We also draw attention to measures of private investment, which we've updated:

Addendum: In the comments section Nicolas makes an important point about measuring regime uncertainty. It reminded me that I had intended to discuss this post by Lars Christensen in the report. Lars says,

My favourite source for a numerical measure of these uncertainties is the conservative Heritage Foundation’s Economic Freedom Index. We can use the sub-index for “Rule of Law” in the Economic Freedom Index as a proxy for “regime uncertainty”.

I think this makes a lot of sense, but I find it interesting to note that (i) this measure is only calculated on an annual basis; (ii) only exists from 1995; and (iii) "property rights" is on a 20 point scale so it doesn't change much. So I'm not sure how much help it is at assigning a causal role to regime uncertainty during recessions. For example, here's the "regime uncertainty" for the US since 2004:

Lars has some other great posts on regime uncertainty here and here (written by Alex Salter).

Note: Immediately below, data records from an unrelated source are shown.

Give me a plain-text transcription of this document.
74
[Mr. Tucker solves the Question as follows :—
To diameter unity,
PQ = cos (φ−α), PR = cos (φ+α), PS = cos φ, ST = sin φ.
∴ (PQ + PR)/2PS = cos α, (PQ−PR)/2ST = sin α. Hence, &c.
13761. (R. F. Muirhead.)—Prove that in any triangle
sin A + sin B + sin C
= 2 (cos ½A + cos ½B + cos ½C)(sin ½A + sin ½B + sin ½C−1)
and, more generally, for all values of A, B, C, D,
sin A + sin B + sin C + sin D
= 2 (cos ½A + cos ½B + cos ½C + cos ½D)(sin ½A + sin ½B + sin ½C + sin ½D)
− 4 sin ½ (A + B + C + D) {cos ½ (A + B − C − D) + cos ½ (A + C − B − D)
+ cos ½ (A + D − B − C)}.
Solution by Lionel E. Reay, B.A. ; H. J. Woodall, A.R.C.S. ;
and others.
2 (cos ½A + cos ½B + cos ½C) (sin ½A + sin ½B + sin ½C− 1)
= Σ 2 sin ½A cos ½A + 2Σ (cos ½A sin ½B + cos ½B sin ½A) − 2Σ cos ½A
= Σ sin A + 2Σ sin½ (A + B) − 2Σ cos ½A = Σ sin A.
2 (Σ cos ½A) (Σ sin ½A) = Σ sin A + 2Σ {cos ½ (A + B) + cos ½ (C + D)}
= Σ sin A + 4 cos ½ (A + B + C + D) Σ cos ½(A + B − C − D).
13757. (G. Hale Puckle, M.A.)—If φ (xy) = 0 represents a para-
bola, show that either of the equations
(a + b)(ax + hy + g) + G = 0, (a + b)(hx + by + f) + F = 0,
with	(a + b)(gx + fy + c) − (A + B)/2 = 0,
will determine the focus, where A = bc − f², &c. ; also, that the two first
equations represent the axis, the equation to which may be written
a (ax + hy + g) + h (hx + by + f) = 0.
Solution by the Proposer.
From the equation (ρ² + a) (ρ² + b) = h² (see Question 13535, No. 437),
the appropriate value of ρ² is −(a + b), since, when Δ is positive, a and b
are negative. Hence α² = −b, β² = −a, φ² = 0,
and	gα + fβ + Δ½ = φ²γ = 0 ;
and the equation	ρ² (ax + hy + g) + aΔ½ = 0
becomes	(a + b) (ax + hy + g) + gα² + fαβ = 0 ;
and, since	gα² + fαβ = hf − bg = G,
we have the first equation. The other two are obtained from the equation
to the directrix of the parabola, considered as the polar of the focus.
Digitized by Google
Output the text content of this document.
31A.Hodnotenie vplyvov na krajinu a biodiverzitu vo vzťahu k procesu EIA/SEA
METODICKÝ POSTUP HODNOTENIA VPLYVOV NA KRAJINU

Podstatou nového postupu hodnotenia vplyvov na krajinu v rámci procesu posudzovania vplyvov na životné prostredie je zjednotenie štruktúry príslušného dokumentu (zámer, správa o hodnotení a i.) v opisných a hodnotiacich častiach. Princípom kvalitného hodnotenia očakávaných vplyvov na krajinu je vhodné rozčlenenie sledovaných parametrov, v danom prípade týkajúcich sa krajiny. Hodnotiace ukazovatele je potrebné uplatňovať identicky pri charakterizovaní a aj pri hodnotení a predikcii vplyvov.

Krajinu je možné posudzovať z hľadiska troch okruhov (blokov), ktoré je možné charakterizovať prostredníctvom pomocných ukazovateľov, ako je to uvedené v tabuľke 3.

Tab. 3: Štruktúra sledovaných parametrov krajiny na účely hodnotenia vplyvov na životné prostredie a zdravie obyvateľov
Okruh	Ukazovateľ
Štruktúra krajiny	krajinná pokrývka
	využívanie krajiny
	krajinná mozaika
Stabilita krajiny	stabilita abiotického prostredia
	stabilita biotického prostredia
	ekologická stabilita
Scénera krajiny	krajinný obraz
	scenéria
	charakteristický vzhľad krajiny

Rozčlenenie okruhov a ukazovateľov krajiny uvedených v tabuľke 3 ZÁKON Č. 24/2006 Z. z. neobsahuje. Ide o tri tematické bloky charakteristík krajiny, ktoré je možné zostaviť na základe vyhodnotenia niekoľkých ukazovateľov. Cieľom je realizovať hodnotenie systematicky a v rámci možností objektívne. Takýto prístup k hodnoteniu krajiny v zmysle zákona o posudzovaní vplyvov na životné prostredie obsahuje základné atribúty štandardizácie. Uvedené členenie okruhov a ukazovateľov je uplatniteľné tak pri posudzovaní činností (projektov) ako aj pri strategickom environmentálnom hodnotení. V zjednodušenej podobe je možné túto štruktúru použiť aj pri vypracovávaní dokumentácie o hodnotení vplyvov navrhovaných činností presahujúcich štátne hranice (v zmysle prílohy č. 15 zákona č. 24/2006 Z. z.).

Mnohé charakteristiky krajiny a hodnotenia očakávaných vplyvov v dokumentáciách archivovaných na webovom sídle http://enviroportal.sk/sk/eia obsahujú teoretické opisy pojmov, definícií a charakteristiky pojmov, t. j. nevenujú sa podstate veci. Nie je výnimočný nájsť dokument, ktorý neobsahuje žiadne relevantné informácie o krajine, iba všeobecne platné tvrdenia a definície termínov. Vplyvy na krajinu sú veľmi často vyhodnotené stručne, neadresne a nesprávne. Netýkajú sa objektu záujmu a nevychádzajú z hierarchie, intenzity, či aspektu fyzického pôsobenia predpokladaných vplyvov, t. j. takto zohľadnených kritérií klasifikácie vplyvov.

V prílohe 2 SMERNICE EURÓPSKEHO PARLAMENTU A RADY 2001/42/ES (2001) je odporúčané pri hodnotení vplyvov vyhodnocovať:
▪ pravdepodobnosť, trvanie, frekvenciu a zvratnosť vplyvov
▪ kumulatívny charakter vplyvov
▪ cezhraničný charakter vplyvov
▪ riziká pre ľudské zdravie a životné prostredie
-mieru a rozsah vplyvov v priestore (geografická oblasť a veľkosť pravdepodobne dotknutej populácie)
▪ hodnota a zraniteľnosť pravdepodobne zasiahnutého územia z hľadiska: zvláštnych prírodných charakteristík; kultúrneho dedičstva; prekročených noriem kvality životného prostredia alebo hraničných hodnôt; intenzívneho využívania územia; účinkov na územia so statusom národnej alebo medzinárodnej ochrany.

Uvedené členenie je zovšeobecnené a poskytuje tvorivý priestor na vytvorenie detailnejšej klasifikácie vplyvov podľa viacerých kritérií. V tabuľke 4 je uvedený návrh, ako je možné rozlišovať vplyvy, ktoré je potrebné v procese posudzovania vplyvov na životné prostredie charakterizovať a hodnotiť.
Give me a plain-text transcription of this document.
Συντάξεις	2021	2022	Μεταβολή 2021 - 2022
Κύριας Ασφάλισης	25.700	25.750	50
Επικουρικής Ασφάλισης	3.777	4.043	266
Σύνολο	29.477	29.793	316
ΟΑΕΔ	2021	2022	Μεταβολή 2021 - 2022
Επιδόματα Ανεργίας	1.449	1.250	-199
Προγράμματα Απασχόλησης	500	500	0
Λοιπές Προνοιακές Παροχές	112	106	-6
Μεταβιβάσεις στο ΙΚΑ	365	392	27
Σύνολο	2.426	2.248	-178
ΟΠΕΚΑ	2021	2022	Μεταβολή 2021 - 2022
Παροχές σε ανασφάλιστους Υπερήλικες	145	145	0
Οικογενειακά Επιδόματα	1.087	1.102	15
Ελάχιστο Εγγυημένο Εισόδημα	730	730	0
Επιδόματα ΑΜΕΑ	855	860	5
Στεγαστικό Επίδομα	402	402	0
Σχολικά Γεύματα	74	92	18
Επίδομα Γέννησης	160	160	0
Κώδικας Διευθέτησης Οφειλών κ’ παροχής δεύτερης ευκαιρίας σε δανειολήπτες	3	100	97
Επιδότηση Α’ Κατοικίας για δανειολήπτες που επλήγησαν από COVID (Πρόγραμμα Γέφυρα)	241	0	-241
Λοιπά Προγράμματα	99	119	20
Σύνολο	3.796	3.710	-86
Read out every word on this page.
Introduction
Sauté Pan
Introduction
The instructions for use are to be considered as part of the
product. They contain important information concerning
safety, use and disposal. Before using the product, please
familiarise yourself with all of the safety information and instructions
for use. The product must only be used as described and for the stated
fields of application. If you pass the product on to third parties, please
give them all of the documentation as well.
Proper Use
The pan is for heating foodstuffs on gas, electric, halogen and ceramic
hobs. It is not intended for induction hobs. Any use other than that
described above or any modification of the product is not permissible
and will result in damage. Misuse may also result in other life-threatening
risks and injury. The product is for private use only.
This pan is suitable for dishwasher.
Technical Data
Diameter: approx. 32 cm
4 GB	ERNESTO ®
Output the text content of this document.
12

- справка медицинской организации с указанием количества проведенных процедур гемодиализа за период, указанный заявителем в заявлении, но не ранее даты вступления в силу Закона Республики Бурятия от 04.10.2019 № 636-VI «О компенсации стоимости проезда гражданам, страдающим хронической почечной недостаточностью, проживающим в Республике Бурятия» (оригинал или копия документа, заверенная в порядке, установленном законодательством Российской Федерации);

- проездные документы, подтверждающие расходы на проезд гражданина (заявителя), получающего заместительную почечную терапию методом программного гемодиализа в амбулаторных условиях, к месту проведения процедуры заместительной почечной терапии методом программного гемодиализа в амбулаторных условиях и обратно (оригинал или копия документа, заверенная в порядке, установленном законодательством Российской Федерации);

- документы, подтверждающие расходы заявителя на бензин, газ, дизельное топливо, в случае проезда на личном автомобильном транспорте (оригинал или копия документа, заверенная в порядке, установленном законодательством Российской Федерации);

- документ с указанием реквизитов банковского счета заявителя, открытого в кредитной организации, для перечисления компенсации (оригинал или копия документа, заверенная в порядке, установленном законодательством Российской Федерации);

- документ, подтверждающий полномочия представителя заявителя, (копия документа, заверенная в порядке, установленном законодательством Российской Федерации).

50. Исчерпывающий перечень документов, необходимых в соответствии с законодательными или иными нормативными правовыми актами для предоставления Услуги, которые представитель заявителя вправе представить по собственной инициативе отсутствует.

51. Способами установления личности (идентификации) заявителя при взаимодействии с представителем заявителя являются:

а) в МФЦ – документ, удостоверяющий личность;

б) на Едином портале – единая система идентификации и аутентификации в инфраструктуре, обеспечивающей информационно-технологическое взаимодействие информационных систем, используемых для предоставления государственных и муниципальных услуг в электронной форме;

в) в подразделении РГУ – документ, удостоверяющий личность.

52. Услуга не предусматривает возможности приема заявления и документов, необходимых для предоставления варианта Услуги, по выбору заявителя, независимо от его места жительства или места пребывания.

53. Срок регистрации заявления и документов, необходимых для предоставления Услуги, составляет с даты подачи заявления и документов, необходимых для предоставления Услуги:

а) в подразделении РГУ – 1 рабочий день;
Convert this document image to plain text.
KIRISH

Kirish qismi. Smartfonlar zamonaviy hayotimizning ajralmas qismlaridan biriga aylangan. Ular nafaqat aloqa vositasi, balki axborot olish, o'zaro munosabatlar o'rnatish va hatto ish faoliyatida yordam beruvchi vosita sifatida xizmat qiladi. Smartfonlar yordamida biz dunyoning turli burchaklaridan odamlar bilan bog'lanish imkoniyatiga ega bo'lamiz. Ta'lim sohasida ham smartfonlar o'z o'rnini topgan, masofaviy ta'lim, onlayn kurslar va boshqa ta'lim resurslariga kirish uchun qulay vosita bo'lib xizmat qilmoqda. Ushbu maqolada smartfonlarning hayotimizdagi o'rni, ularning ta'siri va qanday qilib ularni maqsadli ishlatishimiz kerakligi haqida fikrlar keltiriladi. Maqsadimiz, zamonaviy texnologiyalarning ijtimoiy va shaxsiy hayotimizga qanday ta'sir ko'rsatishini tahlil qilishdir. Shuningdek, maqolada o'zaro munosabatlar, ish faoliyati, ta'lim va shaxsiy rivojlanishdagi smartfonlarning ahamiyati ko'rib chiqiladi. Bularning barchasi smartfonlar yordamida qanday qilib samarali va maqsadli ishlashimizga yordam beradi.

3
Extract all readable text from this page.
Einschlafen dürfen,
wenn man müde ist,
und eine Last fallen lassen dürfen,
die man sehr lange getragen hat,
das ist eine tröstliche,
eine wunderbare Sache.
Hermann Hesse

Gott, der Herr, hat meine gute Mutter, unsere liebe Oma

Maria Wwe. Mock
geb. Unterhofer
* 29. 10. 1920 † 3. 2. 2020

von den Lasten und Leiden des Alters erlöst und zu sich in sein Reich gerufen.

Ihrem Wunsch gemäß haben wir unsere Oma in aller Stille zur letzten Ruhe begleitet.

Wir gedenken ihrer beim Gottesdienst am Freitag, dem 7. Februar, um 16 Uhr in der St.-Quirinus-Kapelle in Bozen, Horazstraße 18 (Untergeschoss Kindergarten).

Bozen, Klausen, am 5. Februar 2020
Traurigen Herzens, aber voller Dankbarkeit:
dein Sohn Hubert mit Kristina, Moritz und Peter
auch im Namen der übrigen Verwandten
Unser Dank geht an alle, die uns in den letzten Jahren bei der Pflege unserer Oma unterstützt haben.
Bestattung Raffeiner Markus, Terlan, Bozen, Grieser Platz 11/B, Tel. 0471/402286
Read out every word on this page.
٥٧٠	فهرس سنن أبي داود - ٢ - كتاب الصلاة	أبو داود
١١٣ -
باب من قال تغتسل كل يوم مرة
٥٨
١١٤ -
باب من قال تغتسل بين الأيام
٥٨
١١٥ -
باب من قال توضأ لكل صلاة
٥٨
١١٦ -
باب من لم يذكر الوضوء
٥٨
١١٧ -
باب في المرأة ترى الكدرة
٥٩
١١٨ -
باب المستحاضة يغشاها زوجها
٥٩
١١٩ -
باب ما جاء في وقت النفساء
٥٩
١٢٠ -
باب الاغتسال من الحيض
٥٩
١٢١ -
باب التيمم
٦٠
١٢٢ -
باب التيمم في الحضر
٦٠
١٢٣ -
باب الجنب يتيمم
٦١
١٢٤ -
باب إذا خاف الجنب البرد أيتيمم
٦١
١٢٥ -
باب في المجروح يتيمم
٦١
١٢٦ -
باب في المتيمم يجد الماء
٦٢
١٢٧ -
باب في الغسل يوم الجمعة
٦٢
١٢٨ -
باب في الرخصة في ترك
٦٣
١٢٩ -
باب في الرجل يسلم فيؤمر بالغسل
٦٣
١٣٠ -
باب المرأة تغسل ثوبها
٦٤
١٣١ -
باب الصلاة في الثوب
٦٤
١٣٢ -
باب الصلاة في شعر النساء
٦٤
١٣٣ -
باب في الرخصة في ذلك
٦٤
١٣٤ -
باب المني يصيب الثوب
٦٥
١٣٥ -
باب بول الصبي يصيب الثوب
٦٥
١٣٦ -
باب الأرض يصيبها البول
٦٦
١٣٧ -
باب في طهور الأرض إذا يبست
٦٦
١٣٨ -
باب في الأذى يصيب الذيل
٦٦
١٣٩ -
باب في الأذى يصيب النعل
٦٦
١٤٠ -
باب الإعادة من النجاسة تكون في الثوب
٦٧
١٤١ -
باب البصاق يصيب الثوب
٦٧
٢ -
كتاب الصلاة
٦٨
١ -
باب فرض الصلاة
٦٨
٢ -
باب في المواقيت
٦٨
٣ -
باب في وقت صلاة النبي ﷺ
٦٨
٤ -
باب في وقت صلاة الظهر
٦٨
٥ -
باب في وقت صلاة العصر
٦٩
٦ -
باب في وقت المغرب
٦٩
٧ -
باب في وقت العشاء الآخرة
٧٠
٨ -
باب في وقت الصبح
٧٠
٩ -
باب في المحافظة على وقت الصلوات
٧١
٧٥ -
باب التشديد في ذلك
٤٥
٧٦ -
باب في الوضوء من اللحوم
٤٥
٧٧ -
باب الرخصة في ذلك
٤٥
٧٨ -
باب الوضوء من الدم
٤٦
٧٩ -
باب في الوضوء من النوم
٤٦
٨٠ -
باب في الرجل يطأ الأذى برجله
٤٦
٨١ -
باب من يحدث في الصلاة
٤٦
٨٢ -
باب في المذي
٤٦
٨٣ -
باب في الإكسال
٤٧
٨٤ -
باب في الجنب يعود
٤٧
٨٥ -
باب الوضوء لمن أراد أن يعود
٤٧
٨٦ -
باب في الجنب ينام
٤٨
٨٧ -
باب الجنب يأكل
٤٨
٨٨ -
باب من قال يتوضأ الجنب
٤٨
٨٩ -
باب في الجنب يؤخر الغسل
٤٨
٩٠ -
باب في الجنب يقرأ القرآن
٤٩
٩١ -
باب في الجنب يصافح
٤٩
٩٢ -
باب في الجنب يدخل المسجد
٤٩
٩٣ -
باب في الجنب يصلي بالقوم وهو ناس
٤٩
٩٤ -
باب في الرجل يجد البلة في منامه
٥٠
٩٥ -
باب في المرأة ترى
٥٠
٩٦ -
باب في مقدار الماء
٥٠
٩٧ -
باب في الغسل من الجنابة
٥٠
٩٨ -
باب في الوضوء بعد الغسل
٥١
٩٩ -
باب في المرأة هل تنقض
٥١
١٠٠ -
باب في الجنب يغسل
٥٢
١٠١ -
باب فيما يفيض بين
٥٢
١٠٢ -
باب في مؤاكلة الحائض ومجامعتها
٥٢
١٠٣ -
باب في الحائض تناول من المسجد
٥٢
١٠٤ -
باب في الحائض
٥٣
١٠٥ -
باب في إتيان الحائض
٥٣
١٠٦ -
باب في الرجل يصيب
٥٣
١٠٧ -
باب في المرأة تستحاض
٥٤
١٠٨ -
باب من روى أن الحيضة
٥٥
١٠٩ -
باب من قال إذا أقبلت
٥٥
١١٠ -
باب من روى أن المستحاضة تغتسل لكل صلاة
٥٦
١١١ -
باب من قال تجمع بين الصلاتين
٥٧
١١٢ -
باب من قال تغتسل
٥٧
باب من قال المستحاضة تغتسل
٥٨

What is general government expenditure?

There is some debate at the moment about the most appropriate way to measure government expenditure. I've been especially interested in understanding the differences between the figures reported by HM Treasury, and those published by Eurostat. After several emails with the Office for National Statistics, I now understand where the Eurostat data comes from. This article provides an explanation.

General government expenditure can be found using the following steps: 

  1. Go to the ONS release for "Maastricht Supplementary Data Tables" (the most recent one is January 2013 and can be found here. As far as I can tell there's no stable URL for them so I would suggest entering "Maastricht" into the search box of the index page for all publications).
  2. Click on "Data in this release" in the top right corner.
  3. Download the excel file for "ESA Table 25 Quarterly Non-Financial Accounts of General Government Expenditure".
  4. Select Tab 2501 and look for the column "Total government expenditure" (possibly column T).

Here is a chart showing expenditure from January 2006 - December 2012:


Note that this measure of general government expenditure includes transfer payments, and it also includes the income from sales of goods and services. The latter are subtracted in order to generate Total Managed Expenditure (TME), a series that is not published by the ONS.